14.5.4 Implications for Psychedelic Therapies

The experience with Spravato yields several key lessons for psychedelic therapies. First, there is a clear need for robust, long‑term clinical evidence that demonstrates both short‑term efficacy and durable benefits such as sustained remission and relapse prevention. Clinical trials should incorporate extended follow‑up periods—ideally of two years or more—and include functional outcomes like return‑to‑work rates to better capture societal benefits.

Second, future studies must employ broader inclusion criteria and active comparators to ensure trial populations better reflect real‑world clinical practice. Finally, economic models for psychedelic therapies should address direct healthcare cost savings, such as reduced hospitalisations, and indirect societal benefits, thereby strengthening the overall cost‑effectiveness narrative.

14.5.5 Comparative Analysis

A comparison with other innovative therapies highlights valuable strategies. While Spravato faces challenges related to high per‑patient costs and short‑term data, therapies like CAR‑T and gene treatments have successfully employed outcomes‑based pricing and staggered payment models. Similarly, hepatitis C treatments have benefitted from volume‑based pricing and tiered cost structures. These examples underscore the importance of adaptive reimbursement frameworks and risk‑sharing agreements in addressing the economic challenges of high‑cost, novel treatments.

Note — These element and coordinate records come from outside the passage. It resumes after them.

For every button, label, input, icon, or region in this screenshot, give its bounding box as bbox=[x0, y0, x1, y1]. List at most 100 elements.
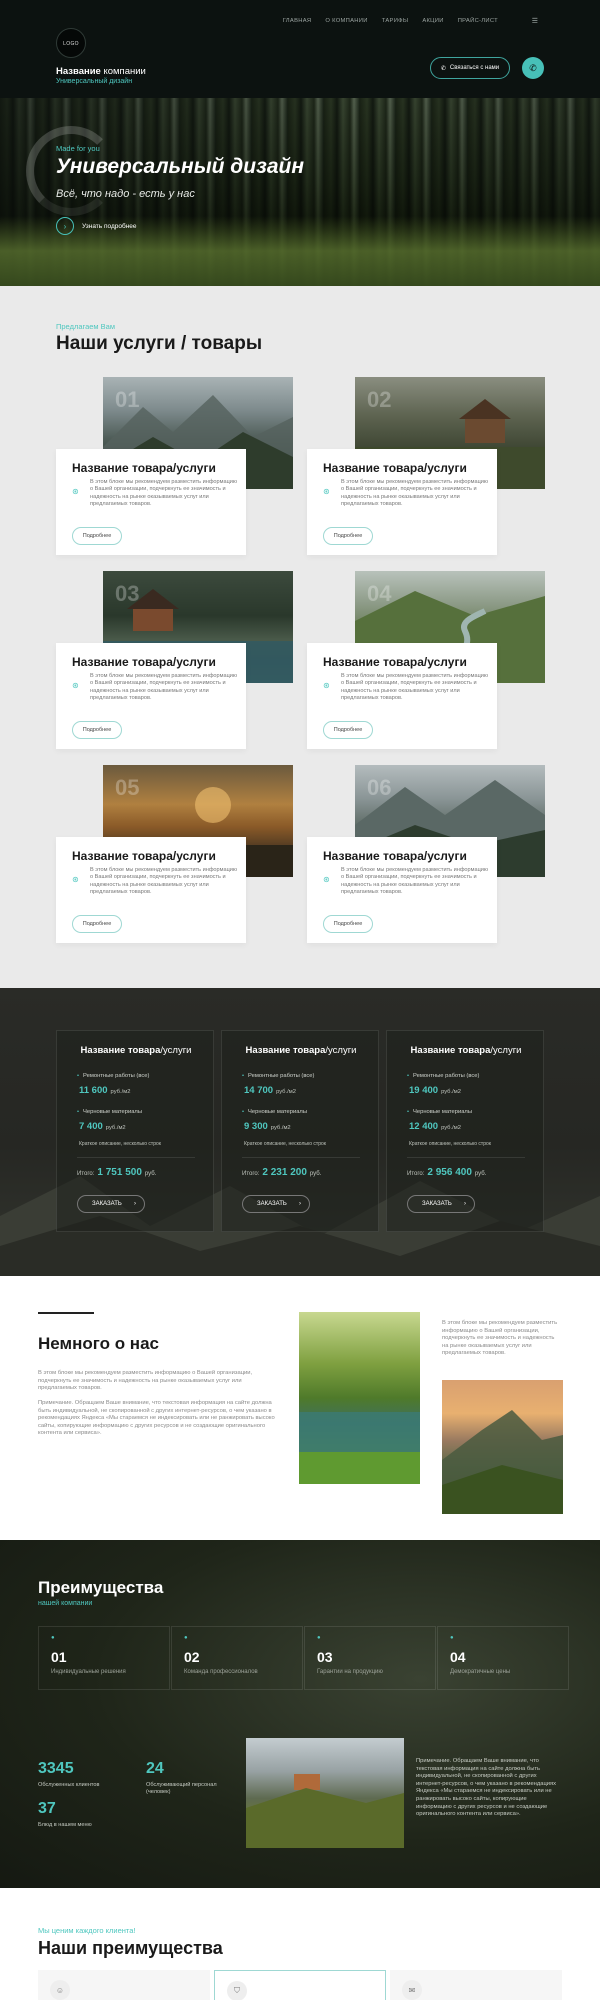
stat-staff-label: Обслуживающий персонал (человек) bbox=[146, 1782, 217, 1795]
nav-item-home[interactable]: ГЛАВНАЯ bbox=[283, 18, 312, 24]
price-total: Итого: 2 231 200 руб. bbox=[242, 1167, 321, 1178]
logo[interactable]: LOGO bbox=[56, 28, 86, 58]
price-note: Краткое описание, несколько строк bbox=[409, 1141, 491, 1147]
service-more-button[interactable]: Подробнее bbox=[72, 527, 122, 545]
service-title: Название товара/услуги bbox=[72, 655, 216, 669]
advantage-number: 02 bbox=[184, 1649, 200, 1665]
check-icon: ⊛ bbox=[323, 875, 330, 884]
service-number: 06 bbox=[367, 775, 392, 800]
order-button[interactable]: ЗАКАЗАТЬ › bbox=[77, 1195, 145, 1213]
materials-value-number: 9 300 bbox=[244, 1121, 268, 1132]
order-button-label: ЗАКАЗАТЬ bbox=[422, 1201, 452, 1207]
stat-clients-label: Обслуженных клиентов bbox=[38, 1782, 100, 1788]
phone-icon: ✆ bbox=[440, 65, 446, 72]
about-paragraph-1: В этом блоке мы рекомендуем разместить и… bbox=[38, 1370, 253, 1392]
total-value: 1 751 500 bbox=[97, 1167, 142, 1178]
check-icon: ⊛ bbox=[72, 487, 79, 496]
service-card-4: Название товара/услуги ⊛ В этом блоке мы… bbox=[307, 643, 497, 749]
advantage-box-3: ● 03 Гарантии на продукцию bbox=[304, 1626, 436, 1690]
work-value-number: 11 600 bbox=[79, 1085, 108, 1096]
service-title: Название товара/услуги bbox=[72, 461, 216, 475]
service-title: Название товара/услуги bbox=[323, 655, 467, 669]
phone-circle-icon[interactable]: ✆ bbox=[522, 57, 544, 79]
chevron-right-icon: › bbox=[299, 1201, 301, 1207]
total-unit: руб. bbox=[474, 1171, 487, 1177]
hero-more-link[interactable]: › Узнать подробнее bbox=[56, 217, 137, 235]
service-text: В этом блоке мы рекомендуем разместить и… bbox=[90, 673, 238, 702]
service-more-button[interactable]: Подробнее bbox=[323, 527, 373, 545]
order-button[interactable]: ЗАКАЗАТЬ › bbox=[242, 1195, 310, 1213]
advantage-box-1: ● 01 Индивидуальные решения bbox=[38, 1626, 170, 1690]
service-number: 04 bbox=[367, 581, 392, 606]
chevron-right-icon: › bbox=[134, 1201, 136, 1207]
price-card-3: Название товара/услуги Ремонтные работы … bbox=[386, 1030, 544, 1232]
materials-value-number: 12 400 bbox=[409, 1121, 439, 1132]
service-text: В этом блоке мы рекомендуем разместить и… bbox=[341, 479, 489, 508]
service-card-2: Название товара/услуги ⊛ В этом блоке мы… bbox=[307, 449, 497, 555]
nav-item-about[interactable]: О КОМПАНИИ bbox=[325, 18, 367, 24]
our-advantages-section: Мы ценим каждого клиента! Наши преимущес… bbox=[0, 1888, 600, 2000]
about-paragraph-2: Примечание. Обращаем Ваше внимание, что … bbox=[38, 1400, 275, 1437]
stat-staff-value: 24 bbox=[146, 1760, 164, 1777]
service-card-3: Название товара/услуги ⊛ В этом блоке мы… bbox=[56, 643, 246, 749]
nav-item-tariffs[interactable]: ТАРИФЫ bbox=[382, 18, 409, 24]
service-number: 03 bbox=[115, 581, 140, 606]
price-total: Итого: 1 751 500 руб. bbox=[77, 1167, 156, 1178]
order-button[interactable]: ЗАКАЗАТЬ › bbox=[407, 1195, 475, 1213]
stat-clients-value: 3345 bbox=[38, 1760, 74, 1777]
service-card-6: Название товара/услуги ⊛ В этом блоке мы… bbox=[307, 837, 497, 943]
advantages-subtitle: нашей компании bbox=[38, 1600, 93, 1607]
service-more-button[interactable]: Подробнее bbox=[323, 915, 373, 933]
check-icon: ⊛ bbox=[72, 681, 79, 690]
advantages-image bbox=[246, 1738, 404, 1848]
service-title: Название товара/услуги bbox=[72, 849, 216, 863]
materials-label: Черновые материалы bbox=[407, 1109, 472, 1115]
divider bbox=[407, 1157, 525, 1158]
service-more-button[interactable]: Подробнее bbox=[72, 721, 122, 739]
cabin-hill-illustration bbox=[246, 1774, 404, 1848]
bullet-icon: ● bbox=[184, 1635, 188, 1641]
service-title: Название товара/услуги bbox=[323, 849, 467, 863]
service-text: В этом блоке мы рекомендуем разместить и… bbox=[90, 479, 238, 508]
hero-subtitle: Всё, что надо - есть у нас bbox=[56, 188, 195, 200]
advantage-box-4: ● 04 Демократичные цены bbox=[437, 1626, 569, 1690]
total-value: 2 231 200 bbox=[262, 1167, 307, 1178]
materials-value: 9 300 руб./м2 bbox=[244, 1121, 291, 1132]
advantage-label: Команда профессионалов bbox=[184, 1669, 258, 1675]
pricing-section: Название товара/услуги Ремонтные работы … bbox=[0, 988, 600, 1276]
menu-icon[interactable]: ☰ bbox=[532, 17, 538, 25]
our-advantage-card-2[interactable]: ⛉ bbox=[214, 1970, 386, 2000]
about-section: Немного о нас В этом блоке мы рекомендуе… bbox=[0, 1276, 600, 1540]
price-card-title-rest: /услуги bbox=[325, 1045, 357, 1056]
price-card-title-rest: /услуги bbox=[490, 1045, 522, 1056]
about-image-lake bbox=[299, 1312, 420, 1484]
advantage-number: 03 bbox=[317, 1649, 333, 1665]
hero-title: Универсальный дизайн bbox=[56, 155, 305, 178]
work-value-number: 14 700 bbox=[244, 1085, 274, 1096]
materials-unit: руб./м2 bbox=[270, 1125, 291, 1131]
our-advantage-card-1[interactable]: ☺ bbox=[38, 1970, 210, 2000]
advantage-label: Демократичные цены bbox=[450, 1669, 511, 1675]
total-label: Итого: bbox=[77, 1171, 95, 1177]
advantage-number: 04 bbox=[450, 1649, 466, 1665]
order-button-label: ЗАКАЗАТЬ bbox=[92, 1201, 122, 1207]
total-label: Итого: bbox=[242, 1171, 260, 1177]
company-subtitle: Универсальный дизайн bbox=[56, 78, 133, 85]
about-image-mountain bbox=[442, 1380, 563, 1514]
work-value: 19 400 руб./м2 bbox=[409, 1085, 461, 1096]
total-unit: руб. bbox=[144, 1171, 157, 1177]
our-advantage-card-3[interactable]: ✉ bbox=[390, 1970, 562, 2000]
bullet-icon: ● bbox=[450, 1635, 454, 1641]
service-more-button[interactable]: Подробнее bbox=[72, 915, 122, 933]
price-card-title-rest: /услуги bbox=[160, 1045, 192, 1056]
contact-button[interactable]: ✆ Связаться с нами bbox=[430, 57, 510, 79]
service-more-button[interactable]: Подробнее bbox=[323, 721, 373, 739]
price-card-title: Название товара/услуги bbox=[222, 1045, 380, 1056]
advantages-title: Преимущества bbox=[38, 1578, 164, 1597]
nav-item-promos[interactable]: АКЦИИ bbox=[422, 18, 443, 24]
advantages-section: Преимущества нашей компании ● 01 Индивид… bbox=[0, 1540, 600, 1888]
work-value: 11 600 руб./м2 bbox=[79, 1085, 130, 1096]
nav-item-pricelist[interactable]: ПРАЙС-ЛИСТ bbox=[458, 18, 498, 24]
service-card-5: Название товара/услуги ⊛ В этом блоке мы… bbox=[56, 837, 246, 943]
check-icon: ⊛ bbox=[323, 681, 330, 690]
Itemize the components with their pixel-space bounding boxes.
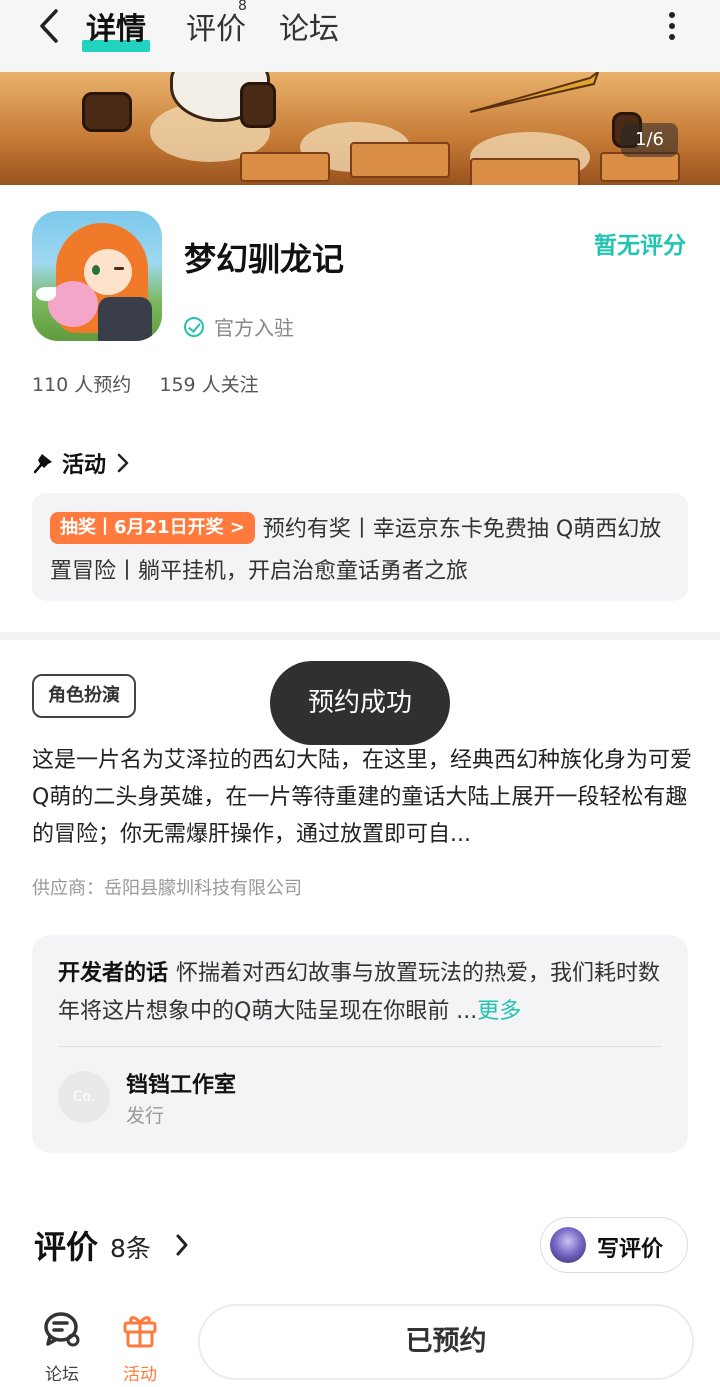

Therapy Reimbursement Challenges Successful Strategies Applicability to Psychedelics
Spravato (Esketamine) High per‑patient cost; short‑term data; narrow trial populations Risk‑sharing agreements; structured treatment algorithms Emphasises the need for robust, long‑term data and adaptive payment models
CAR‑T and Gene Therapies Extremely high upfront costs; evidence gaps on durability Outcomes‑based pricing; staggered or installment payments Encourages adaptive reimbursement frameworks linked to real‑world outcomes
Hepatitis C Treatments Budget impact concerns; dependence on volume‑based pricing Generic licensing; tiered pricing models Suggests the benefits of tiered or volume‑based pricing in high‑income markets

14.5.6 Conclusion

Overall, Spravato’s reimbursement journey highlights the tension between the drive for innovation and the necessity for economic prudence within healthcare systems. For developers of psychedelic therapies, the key to success will be to design clinical programmes that pre‑empt HTA requirements by generating high‑quality, long‑term evidence; to develop economic models that demonstrate value through both direct and indirect cost savings; and to engage in strategic negotiations that may include risk‑sharing and outcomes‑based agreements.

By adopting these approaches, emerging psychedelic therapies can navigate the complex European reimbursement landscape more effectively and ultimately improve patient access to transformative treatments.